Riprendendo le ipotesi che apparivano plausibili a inizio mese – dietro Georgescu c’è Mosca, e ha potuto godere della complicità di almeno una parte del sistema, in vista di un riorientamento geopolitico o di un negoziato a riguardo – alla luce degli ultimi sviluppi, non è da escludere che i servizi (e il Pnl) abbiano utilizzato lo spauracchio di Georgescu per ricontrattare il proprio ruolo nell’alleanza occidentale; quel che si può dire con certezza è che l’esca del candidato filorusso ha permesso al Pnl di ribaltare le proprie sorti.
Al primo turno (quello poi cancellato) il liberale Nicolae Ciucă non aveva raggiunto neppure il 9 per cento, e ha dovuto mollare la leadership del partito; anche Ciolacu però è rimasto fuori dal ballottaggio.
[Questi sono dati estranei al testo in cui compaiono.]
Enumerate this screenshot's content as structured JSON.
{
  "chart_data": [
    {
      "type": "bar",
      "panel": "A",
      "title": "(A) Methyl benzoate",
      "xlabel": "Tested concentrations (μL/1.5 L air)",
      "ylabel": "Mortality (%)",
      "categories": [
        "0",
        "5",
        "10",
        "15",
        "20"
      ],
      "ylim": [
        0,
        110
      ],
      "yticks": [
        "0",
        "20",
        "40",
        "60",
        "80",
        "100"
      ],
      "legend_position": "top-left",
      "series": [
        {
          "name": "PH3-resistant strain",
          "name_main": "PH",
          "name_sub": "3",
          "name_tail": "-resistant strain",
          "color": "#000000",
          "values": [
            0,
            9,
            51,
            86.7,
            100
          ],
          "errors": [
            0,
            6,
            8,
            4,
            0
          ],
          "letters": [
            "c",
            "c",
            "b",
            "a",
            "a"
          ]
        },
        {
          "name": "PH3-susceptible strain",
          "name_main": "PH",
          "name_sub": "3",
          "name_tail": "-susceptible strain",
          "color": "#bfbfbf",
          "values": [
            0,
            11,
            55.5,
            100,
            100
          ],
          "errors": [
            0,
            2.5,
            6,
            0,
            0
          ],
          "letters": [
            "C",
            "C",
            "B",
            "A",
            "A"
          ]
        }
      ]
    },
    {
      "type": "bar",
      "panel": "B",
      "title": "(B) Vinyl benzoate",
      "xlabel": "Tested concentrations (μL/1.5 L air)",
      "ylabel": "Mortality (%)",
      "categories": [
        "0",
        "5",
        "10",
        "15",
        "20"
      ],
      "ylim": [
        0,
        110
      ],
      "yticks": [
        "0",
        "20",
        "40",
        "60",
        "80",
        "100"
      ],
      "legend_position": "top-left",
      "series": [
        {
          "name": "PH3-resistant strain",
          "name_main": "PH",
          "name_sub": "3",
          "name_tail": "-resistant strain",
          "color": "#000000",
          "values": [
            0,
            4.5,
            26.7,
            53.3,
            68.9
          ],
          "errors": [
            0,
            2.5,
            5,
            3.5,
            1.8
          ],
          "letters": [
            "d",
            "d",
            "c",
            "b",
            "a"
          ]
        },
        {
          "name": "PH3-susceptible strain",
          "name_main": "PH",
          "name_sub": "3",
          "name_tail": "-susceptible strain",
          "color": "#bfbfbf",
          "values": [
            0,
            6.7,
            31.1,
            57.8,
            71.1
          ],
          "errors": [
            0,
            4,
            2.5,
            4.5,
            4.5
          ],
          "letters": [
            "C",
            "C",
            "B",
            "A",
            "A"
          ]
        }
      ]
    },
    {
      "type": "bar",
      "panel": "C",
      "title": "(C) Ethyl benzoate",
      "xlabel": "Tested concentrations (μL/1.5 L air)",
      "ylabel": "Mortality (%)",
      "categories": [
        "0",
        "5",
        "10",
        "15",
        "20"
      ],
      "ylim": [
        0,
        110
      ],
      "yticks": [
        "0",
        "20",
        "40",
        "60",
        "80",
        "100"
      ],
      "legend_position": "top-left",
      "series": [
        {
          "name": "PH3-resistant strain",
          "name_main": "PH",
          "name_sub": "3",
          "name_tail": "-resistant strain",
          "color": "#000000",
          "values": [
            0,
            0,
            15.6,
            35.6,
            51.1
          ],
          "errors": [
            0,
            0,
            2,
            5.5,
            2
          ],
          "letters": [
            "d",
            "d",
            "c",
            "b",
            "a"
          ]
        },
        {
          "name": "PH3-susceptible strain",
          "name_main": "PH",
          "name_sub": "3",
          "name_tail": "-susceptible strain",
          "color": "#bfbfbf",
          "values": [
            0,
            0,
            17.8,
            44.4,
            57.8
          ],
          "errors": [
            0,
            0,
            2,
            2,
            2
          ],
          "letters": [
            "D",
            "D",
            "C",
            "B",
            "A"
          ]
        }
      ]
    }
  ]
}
Dopo la tornata cancellata e l’appello all’unità anti Mosca, il Pnl ottiene che sia il suo ex leader Crin Antonescu a candidarsi alla presidenza. E sarà sostenuto anche dai socialdemocratici: Ciolacu abbandona la corsa per la presidenza ma ottiene la riconferma della premiership. Molto è cambiato perché nulla cambiasse.
Il partito del doppio gioco
Già una dozzina di anni fa, da leader del Pnl, Antonescu aveva stretto un’alleanza coi socialdemocratici (all’epoca guidati da Victor Ponta) e la coalizione era ad excludendum: serviva ad espellere dalla scena il comune avversario Traian Băsescu; la stessa sorte ora tocca all’Usr, il partito che aveva espresso la progressista Elena Lasconi, seconda dopo Georgescu alle presidenziali cancellate. L’Usr è fuori dal blocco che si è spartito il governo e il nome per la presidenza.
L’agenzia nazionale che si occupa dei controlli fiscali (Anaf) ha scoperto di recente che proprio il Pnl ha finanziato una campagna TikTok pro Georgescu, tramite una società di comunicazione (la Kensington Communication) che manovrava (con soldi e copione) gli influencer a novembre prima del primo turno; le modalità – stando a un documento declassificato – ricordano quelle usate da Mosca in Ucraina.
Che il Pnl sia un partito con molte ombre lo si era già capito: proprio come da un mese era chiaro che Georgescu avesse potuto contare su pezzi di apparato (che hanno chiuso un occhio se non contribuito alla sua fulminea ascesa elettorale), altrettanto si sa che il Pnl è legato a doppio filo coi servizi. Sotto la presidenza di Iohannis, il capo di uno dei servizi segreti del paese (l’Sri) dopo averne lasciato la guida è sùbito entrato nel Pnl.
E già gli accordi di coalizione che hanno portato il socialdemocratico Ciolacu ad avere il primo incarico da premier nel 2023 (il secondo è appena iniziato) si erano svolti alla presenza del capo dei servizi, sotto l’egida di Iohannis e puntando sulla coalizione tra socialdemocratici e Pnl per blindare a proprio favore le strutture di potere.
Oltre all’Rmdsz (partito filo-orbaniano gestito da una fetta della minoranza ungherese in Romania), nel nuovo governo – con lo stesso premier di prima – i “liberali” e i socialdemocratici si sono spartiti le poltrone chiave: al Pnl gli Interni, al partito di Ciolacu la Difesa… Mentre l’establishment occidentale si scandalizzava per le ombre di Georgescu, chi le manovrava tiene saldo il potere. C’è del marcio in Romania.